My second son Gene found friends at the skatepark and found a great community there, and I just enjoyed the fresh air from the beach and listening to the many foreign accents floating through the streets of Bondi. My mum comes visiting from Newcastle every three weeks and so we have a routine of having coffee at Gertrude & Alice or at Oh’Brian, and in the early evening enjoying Happy hour at Roy's. The French Patisserie down the road from us provides delicious pastries and bread, what more could you want.”
How do you spend the first hour of your day?
“Two cups of plunger coffee, radio playing 2SER and scrolling through my phone.”
Is there one thing you’d like people to know about you?
“Photography is my passion.”
Please tell us something about your work and the upcoming show.
“My practice is inspired by my maternal lineage and mother-daughter relationships. My photographic practice nurtures the poetic possibility of human attachments. Often exploring the nuances of vulnerability, my works are an intuitive expression of how we forge connection and care.

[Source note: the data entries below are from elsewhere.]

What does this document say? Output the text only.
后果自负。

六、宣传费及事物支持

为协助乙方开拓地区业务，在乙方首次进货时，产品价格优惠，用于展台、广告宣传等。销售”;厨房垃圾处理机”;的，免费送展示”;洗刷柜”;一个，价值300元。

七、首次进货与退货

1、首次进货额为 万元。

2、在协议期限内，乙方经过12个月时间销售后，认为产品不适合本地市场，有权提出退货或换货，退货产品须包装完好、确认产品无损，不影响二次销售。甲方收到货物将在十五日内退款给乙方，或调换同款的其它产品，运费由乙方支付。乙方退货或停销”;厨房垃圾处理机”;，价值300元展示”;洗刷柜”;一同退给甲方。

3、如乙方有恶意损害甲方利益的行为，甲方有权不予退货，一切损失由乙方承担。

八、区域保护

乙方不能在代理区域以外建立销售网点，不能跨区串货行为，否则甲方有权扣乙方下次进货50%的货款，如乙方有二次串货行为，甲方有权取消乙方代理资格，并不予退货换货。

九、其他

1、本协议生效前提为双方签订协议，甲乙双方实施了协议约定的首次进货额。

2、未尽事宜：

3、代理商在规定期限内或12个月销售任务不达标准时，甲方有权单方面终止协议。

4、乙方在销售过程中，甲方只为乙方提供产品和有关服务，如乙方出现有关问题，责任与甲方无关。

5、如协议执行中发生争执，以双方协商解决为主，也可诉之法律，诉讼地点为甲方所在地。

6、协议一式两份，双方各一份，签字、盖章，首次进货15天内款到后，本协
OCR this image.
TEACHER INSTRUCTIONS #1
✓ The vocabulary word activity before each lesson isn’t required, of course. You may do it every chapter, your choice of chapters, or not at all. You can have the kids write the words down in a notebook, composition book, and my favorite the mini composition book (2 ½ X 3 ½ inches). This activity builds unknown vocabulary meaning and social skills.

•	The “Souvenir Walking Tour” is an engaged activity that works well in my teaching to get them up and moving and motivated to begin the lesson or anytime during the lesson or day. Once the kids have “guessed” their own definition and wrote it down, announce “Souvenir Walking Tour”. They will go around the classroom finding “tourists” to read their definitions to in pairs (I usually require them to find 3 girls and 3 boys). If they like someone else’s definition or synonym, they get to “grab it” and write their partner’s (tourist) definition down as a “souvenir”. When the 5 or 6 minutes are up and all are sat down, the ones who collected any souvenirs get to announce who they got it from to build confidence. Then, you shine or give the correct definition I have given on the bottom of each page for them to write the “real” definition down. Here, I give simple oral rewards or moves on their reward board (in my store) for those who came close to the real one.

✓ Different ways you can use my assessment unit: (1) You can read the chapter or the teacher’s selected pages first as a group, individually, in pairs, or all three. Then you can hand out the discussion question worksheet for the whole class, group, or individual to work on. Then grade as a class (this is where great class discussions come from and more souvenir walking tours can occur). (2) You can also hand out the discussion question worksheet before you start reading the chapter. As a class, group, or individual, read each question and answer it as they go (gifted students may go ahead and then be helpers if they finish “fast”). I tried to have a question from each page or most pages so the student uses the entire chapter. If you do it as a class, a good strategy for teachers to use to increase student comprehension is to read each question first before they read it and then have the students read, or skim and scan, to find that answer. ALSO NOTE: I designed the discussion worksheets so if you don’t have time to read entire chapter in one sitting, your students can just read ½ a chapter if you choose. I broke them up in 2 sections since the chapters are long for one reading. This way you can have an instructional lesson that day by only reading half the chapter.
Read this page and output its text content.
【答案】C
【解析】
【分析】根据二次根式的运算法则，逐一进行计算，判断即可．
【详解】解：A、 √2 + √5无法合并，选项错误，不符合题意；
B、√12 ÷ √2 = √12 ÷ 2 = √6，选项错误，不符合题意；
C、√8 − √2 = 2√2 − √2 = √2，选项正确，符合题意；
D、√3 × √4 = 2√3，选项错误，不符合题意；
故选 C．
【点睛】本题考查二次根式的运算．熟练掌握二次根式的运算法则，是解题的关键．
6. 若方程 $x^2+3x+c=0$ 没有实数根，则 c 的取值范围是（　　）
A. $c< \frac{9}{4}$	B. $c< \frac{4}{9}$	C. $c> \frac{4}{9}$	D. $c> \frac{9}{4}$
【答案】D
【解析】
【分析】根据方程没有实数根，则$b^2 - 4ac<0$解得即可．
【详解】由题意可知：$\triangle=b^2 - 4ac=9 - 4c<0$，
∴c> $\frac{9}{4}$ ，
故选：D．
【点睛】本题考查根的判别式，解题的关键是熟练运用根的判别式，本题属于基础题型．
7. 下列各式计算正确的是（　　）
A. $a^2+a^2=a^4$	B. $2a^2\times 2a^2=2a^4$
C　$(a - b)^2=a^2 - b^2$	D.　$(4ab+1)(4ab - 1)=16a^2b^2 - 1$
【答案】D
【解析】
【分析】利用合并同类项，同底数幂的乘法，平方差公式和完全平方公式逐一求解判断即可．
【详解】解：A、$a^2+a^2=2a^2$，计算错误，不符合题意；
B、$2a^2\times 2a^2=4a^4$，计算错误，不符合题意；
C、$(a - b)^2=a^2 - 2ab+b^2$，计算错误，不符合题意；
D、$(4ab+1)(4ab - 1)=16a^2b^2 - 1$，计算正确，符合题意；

My latest body of work , The Fall, focuses on connection to landscape, exploring the subtle clash of feeling in crashing water and the scrubby bushland of the northern coastal area; Killen Falls, or Tintenbarn in the Indigenous Bundjalung language, meaning ‘high in the sky’ , and Minyon Falls, that is home to the Widjabul peoples of the Bundjalung Nation.
I build visceral surface texture through glitch and superimposition, at once an intervention of traditional landscape photography and an encounter with the multiplicity of sensation.
I have experimented with printing onto metal and fabric for this exhibition.”
The Exhibition is open from 18 October until 11 November, Wednesday to Saturday 11am to 6pm. at Stanley Street Gallery Darlinghurst.